One of the challenges for wound care professionals is that there is little evidence for the selection of an appropriate therapy [57]. To address this and other challenges inherent to managing chronic wounds, it is necessary that wound care products are evaluated for efficacy and safety in both randomized trials and in trials with broader inclusion criteria and narrower exclusion criteria. Results compiled from these various types of studies will hopefully lead to a better understanding of a product’s value in closing a chronic wound, especially in the therapeutic area of wound management where patient compliance is possibly the greatest challenge for the clinicians. In addition to wound-closure rate, clinically relevant and patient-centered outcomes of wound healing should focus on reduced amputation, reduced economic burden, improved function/ambulation, and improved quality of life [55].

Conclusion

The novel combination wound-healing therapy provides unique formulations with the intention of meeting individual healing needs, allowing each patient’s body to utilize the specific components to address the deficient aspects of their specific wound. Patients in the dataset described here presented with comorbid conditions and/or lifestyle challenges that were not beneficial for their innate healing ability; however, 77% of patients experienced complete closure of their chronic or refractory wounds after being treated with the combination therapy.
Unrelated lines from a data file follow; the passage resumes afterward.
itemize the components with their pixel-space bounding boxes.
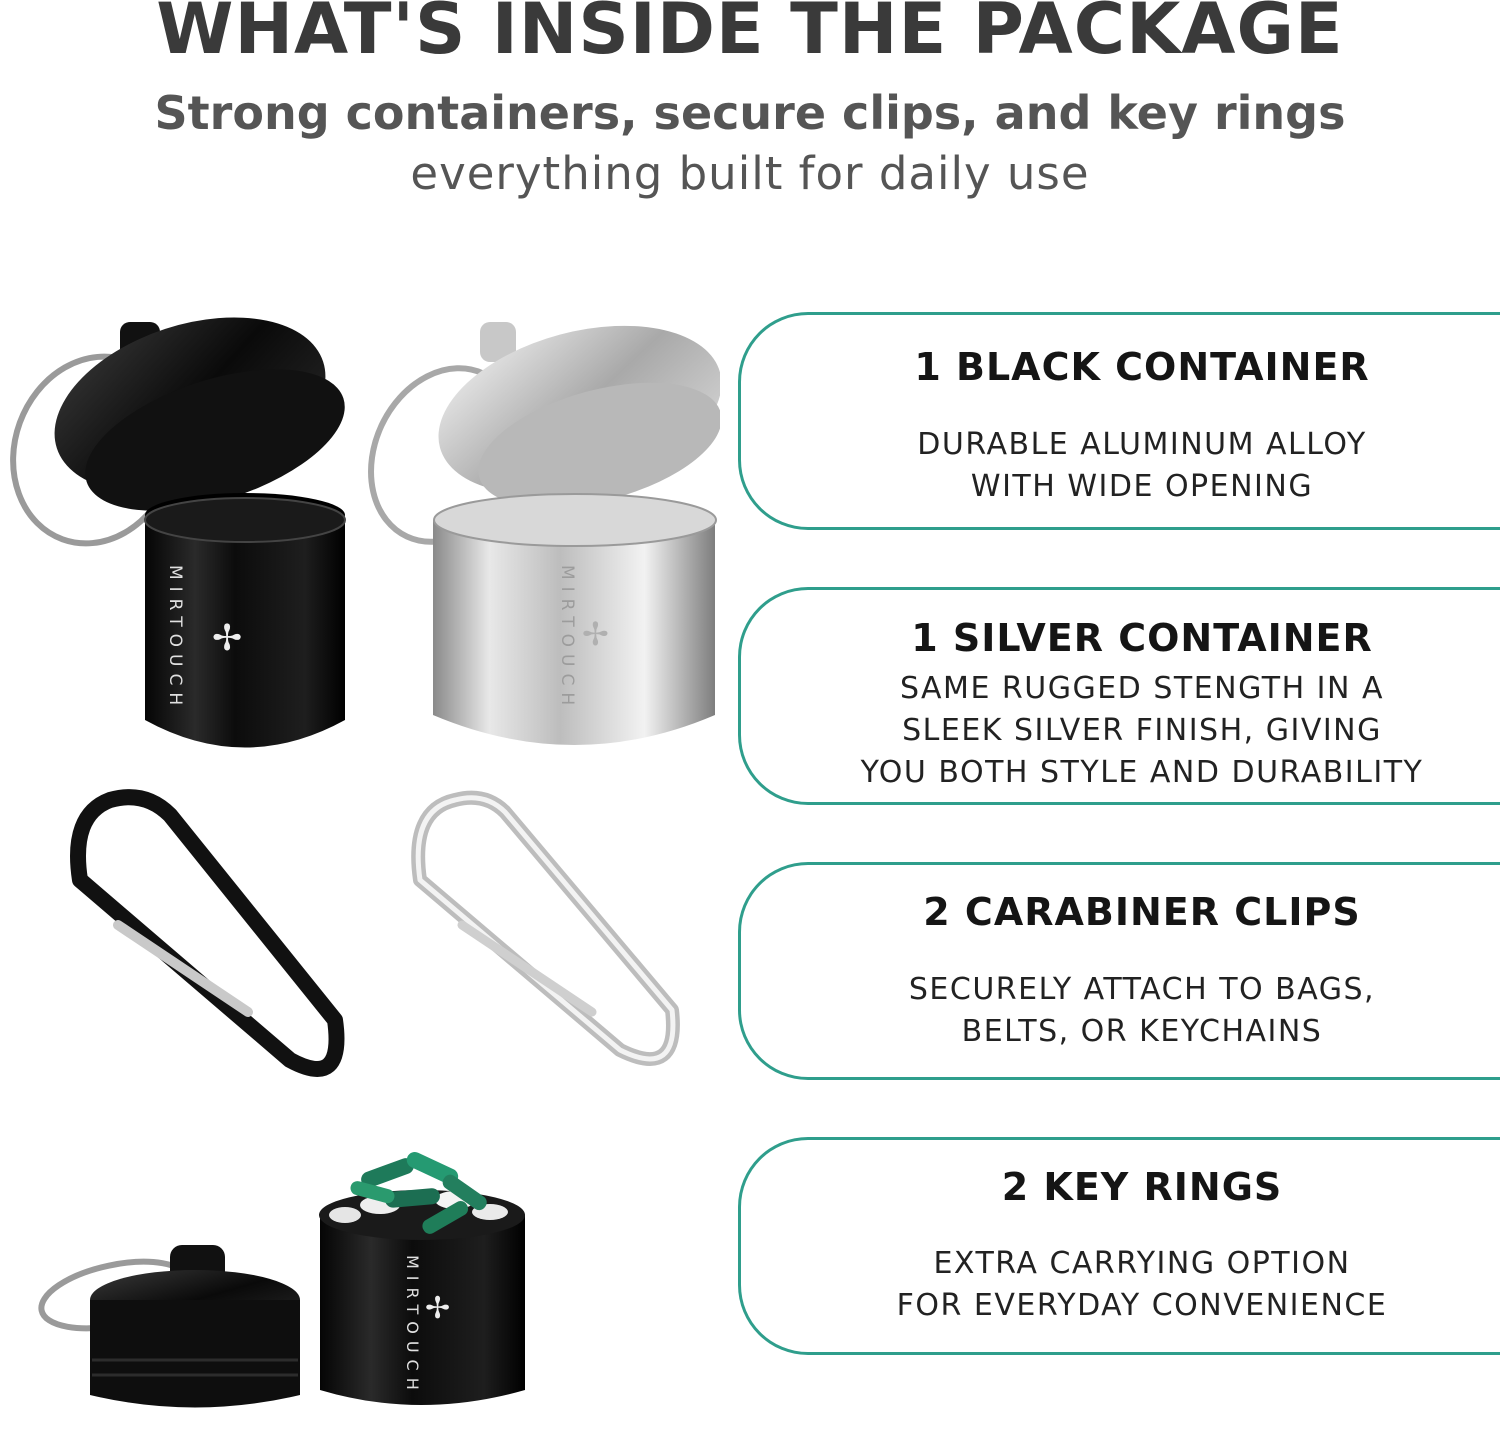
feature-description: SECURELY ATTACH TO BAGS, BELTS, OR KEYCHAINS bbox=[908, 972, 1376, 1049]
open-container-with-pills-image bbox=[35, 1149, 525, 1407]
feature-card-silver-container bbox=[738, 587, 1500, 805]
silver-container-logo-text: MIRTOUCH bbox=[557, 565, 577, 713]
feature-title: 2 CARABINER CLIPS bbox=[923, 890, 1361, 934]
pill-container-logo-text: MIRTOUCH bbox=[403, 1255, 422, 1397]
feature-card-key-rings bbox=[738, 1137, 1500, 1355]
black-container-image bbox=[0, 286, 362, 748]
feature-card-carabiner-clips bbox=[738, 862, 1500, 1080]
feature-description: DURABLE ALUMINUM ALLOY WITH WIDE OPENING bbox=[917, 427, 1367, 504]
feature-title: 2 KEY RINGS bbox=[1001, 1165, 1283, 1209]
black-carabiner-image bbox=[78, 797, 337, 1069]
page-title: WHAT'S INSIDE THE PACKAGE bbox=[156, 0, 1344, 70]
page-subtitle: Strong containers, secure clips, and key rings bbox=[154, 86, 1346, 140]
silver-container-image bbox=[344, 297, 720, 745]
logo-icon: ✢ bbox=[582, 615, 609, 653]
logo-icon: ✢ bbox=[425, 1291, 451, 1326]
silver-carabiner-image bbox=[418, 798, 673, 1059]
feature-description: SAME RUGGED STENGTH IN A SLEEK SILVER FINISH, GIVING YOU BOTH STYLE AND DURABILITY bbox=[860, 671, 1424, 790]
feature-title: 1 BLACK CONTAINER bbox=[914, 345, 1370, 389]
feature-card-black-container bbox=[738, 312, 1500, 530]
feature-title: 1 SILVER CONTAINER bbox=[911, 616, 1373, 660]
page-tagline: everything built for daily use bbox=[410, 147, 1090, 200]
logo-icon: ✢ bbox=[212, 618, 243, 659]
feature-description: EXTRA CARRYING OPTION FOR EVERYDAY CONVENIENCE bbox=[896, 1246, 1388, 1323]
black-container-logo-text: MIRTOUCH bbox=[165, 565, 185, 713]
products-svg bbox=[0, 0, 720, 1431]
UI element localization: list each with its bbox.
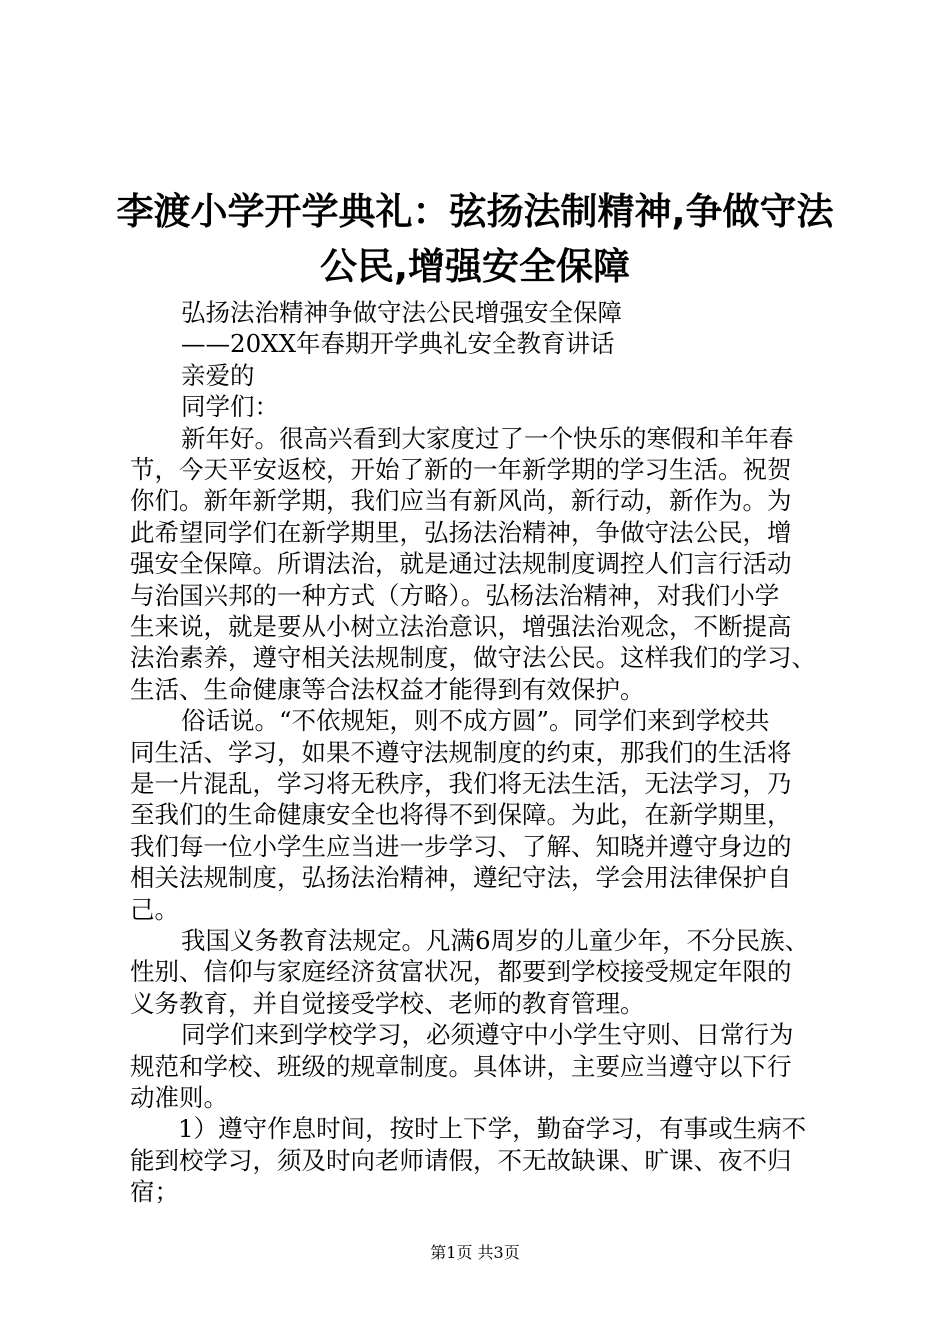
paragraph-2-line: 是一片混乱，学习将无秩序，我们将无法生活，无法学习，乃 bbox=[130, 769, 792, 798]
paragraph-2-line: 我们每一位小学生应当进一步学习、了解、知晓并遵守身边的 bbox=[130, 831, 792, 861]
greeting-line-1: 亲爱的 bbox=[181, 360, 255, 390]
paragraph-5-line: 能到校学习，须及时向老师请假，不无故缺课、旷课、夜不归 bbox=[130, 1145, 792, 1175]
subtitle-line-2: ——20XX年春期开学典礼安全教育讲话 bbox=[181, 329, 615, 359]
paragraph-2-line: 己。 bbox=[130, 894, 179, 924]
paragraph-1-line: 与治国兴邦的一种方式（方略）。弘杨法治精神，对我们小学 bbox=[130, 580, 780, 610]
paragraph-2-line: 至我们的生命健康安全也将得不到保障。为此，在新学期里， bbox=[130, 800, 792, 830]
paragraph-3-line: 性别、信仰与家庭经济贫富状况，都要到学校接受规定年限的 bbox=[130, 957, 792, 987]
paragraph-1-line: 生来说，就是要从小树立法治意识，增强法治观念，不断提高 bbox=[130, 612, 792, 641]
paragraph-5-line: 宿； bbox=[130, 1177, 179, 1207]
paragraph-4-line: 规范和学校、班级的规章制度。具体讲，主要应当遵守以下行 bbox=[130, 1051, 792, 1081]
paragraph-2-line: 同生活、学习，如果不遵守法规制度的约束，那我们的生活将 bbox=[130, 737, 792, 767]
paragraph-1-line: 节，今天平安返校，开始了新的一年新学期的学习生活。祝贺 bbox=[130, 455, 792, 484]
document-title-line-1: 李渡小学开学典礼：弦扬法制精神,争做守法 bbox=[116, 190, 834, 233]
document-title-line-2: 公民,增强安全保障 bbox=[319, 245, 631, 288]
page-footer: 第1页 共3页 bbox=[430, 1243, 520, 1262]
paragraph-1-line: 生活、生命健康等合法权益才能得到有效保护。 bbox=[130, 674, 645, 704]
paragraph-5-line: 1）遵守作息时间，按时上下学，勤奋学习，有事或生病不 bbox=[178, 1114, 807, 1144]
paragraph-1-line: 新年好。很高兴看到大家度过了一个快乐的寒假和羊年春 bbox=[181, 423, 794, 453]
paragraph-1-line: 强安全保障。所谓法治，就是通过法规制度调控人们言行活动 bbox=[130, 549, 792, 579]
paragraph-4-line: 同学们来到学校学习，必须遵守中小学生守则、日常行为 bbox=[181, 1020, 794, 1050]
paragraph-3-line: 我国义务教育法规定。凡满6周岁的儿童少年，不分民族、 bbox=[181, 926, 810, 955]
paragraph-1-line: 法治素养，遵守相关法规制度，做守法公民。这样我们的学习、 bbox=[130, 643, 816, 673]
paragraph-4-line: 动准则。 bbox=[130, 1083, 228, 1112]
paragraph-2-line: 俗话说。“不依规矩，则不成方圆”。同学们来到学校共 bbox=[181, 706, 770, 736]
paragraph-1-line: 此希望同学们在新学期里，弘扬法治精神，争做守法公民，增 bbox=[130, 517, 792, 547]
paragraph-2-line: 相关法规制度，弘扬法治精神，遵纪守法，学会用法律保护自 bbox=[130, 863, 792, 893]
paragraph-3-line: 义务教育，并自觉接受学校、老师的教育管理。 bbox=[130, 988, 645, 1018]
greeting-line-2: 同学们： bbox=[181, 392, 279, 422]
paragraph-1-line: 你们。新年新学期，我们应当有新风尚，新行动，新作为。为 bbox=[130, 486, 792, 516]
subtitle-line-1: 弘扬法治精神争做守法公民增强安全保障 bbox=[181, 298, 622, 327]
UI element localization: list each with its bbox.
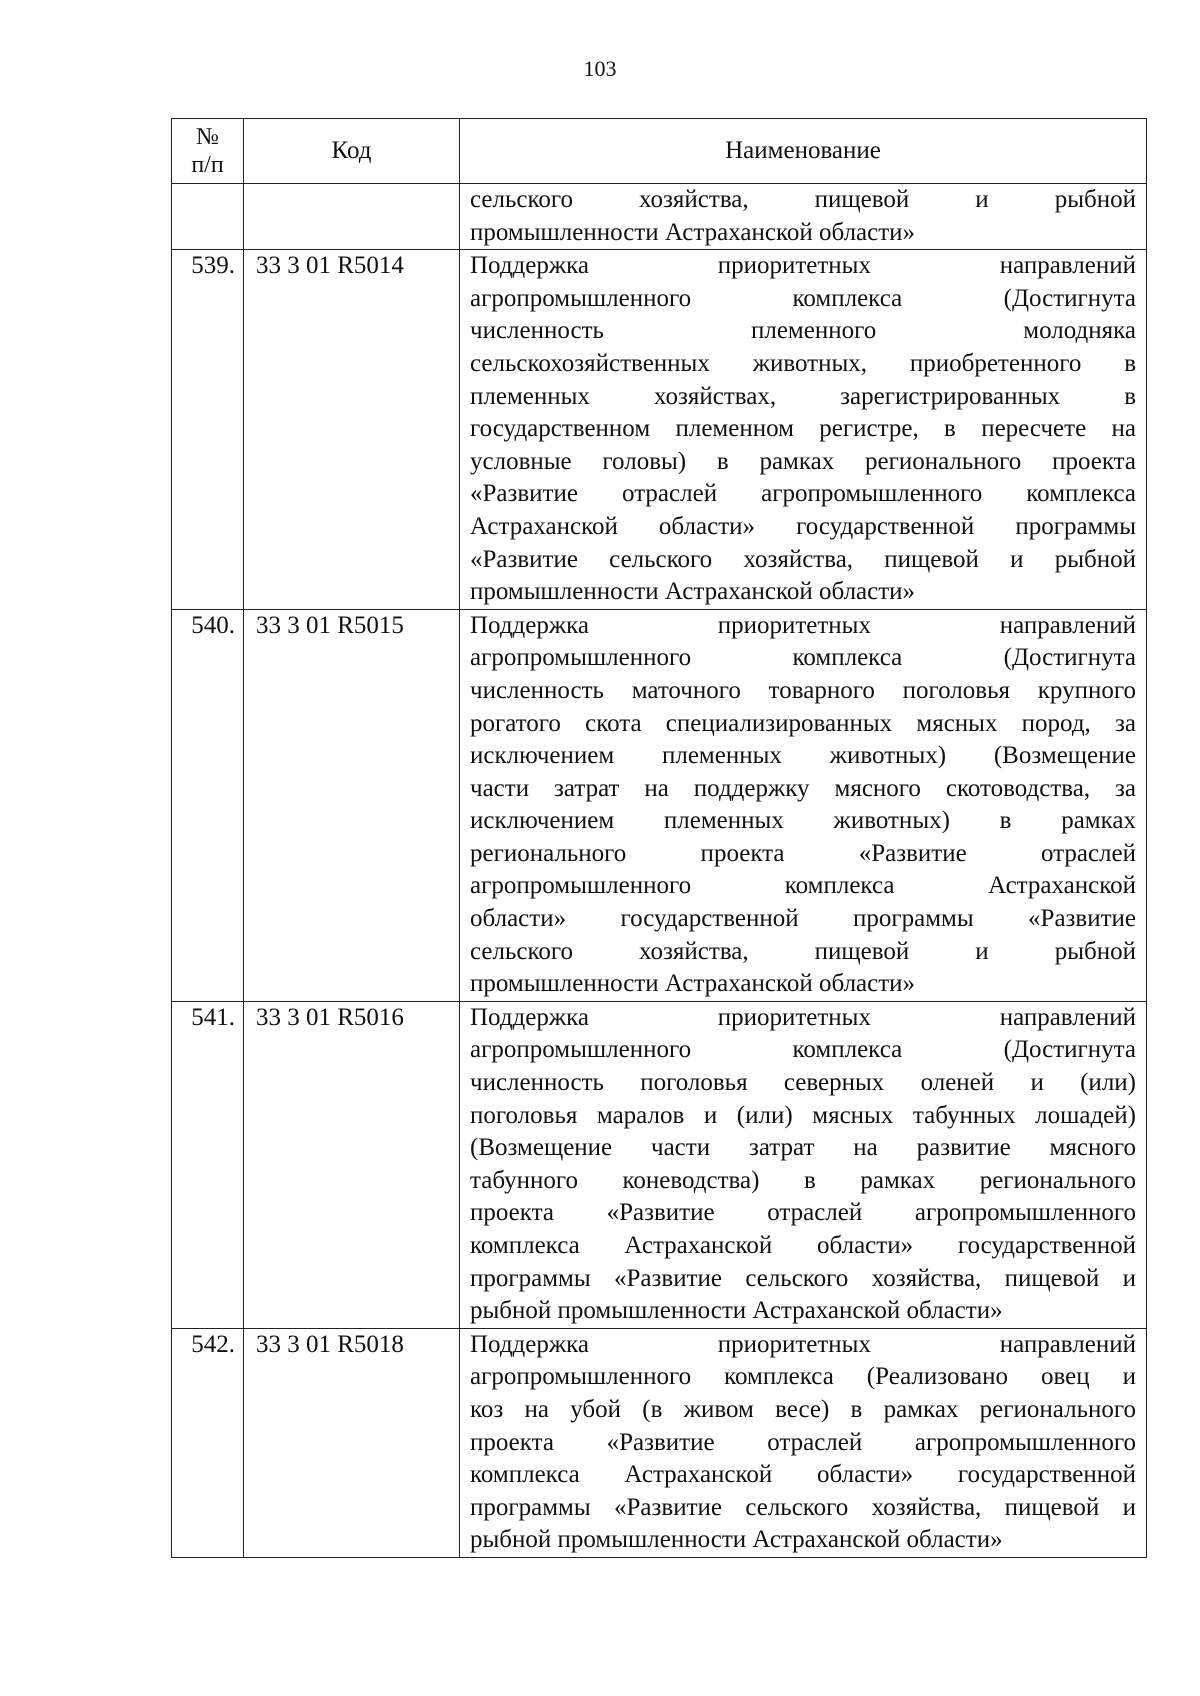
row-name-line: Поддержка приоритетных направлений — [470, 1003, 1136, 1031]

Clinical trials evaluating the combination therapy for the treatment of DFUs (NCT05417425), VLUs (NCT05291169), and wounds/ulcers of multiple etiologies (NCT05921292) are underway. Results of studies assessing mechanism of action and results of these clinical trials will expand and enhance current evidence supporting use of the combination therapy in chronic or refractory wounds in the real world.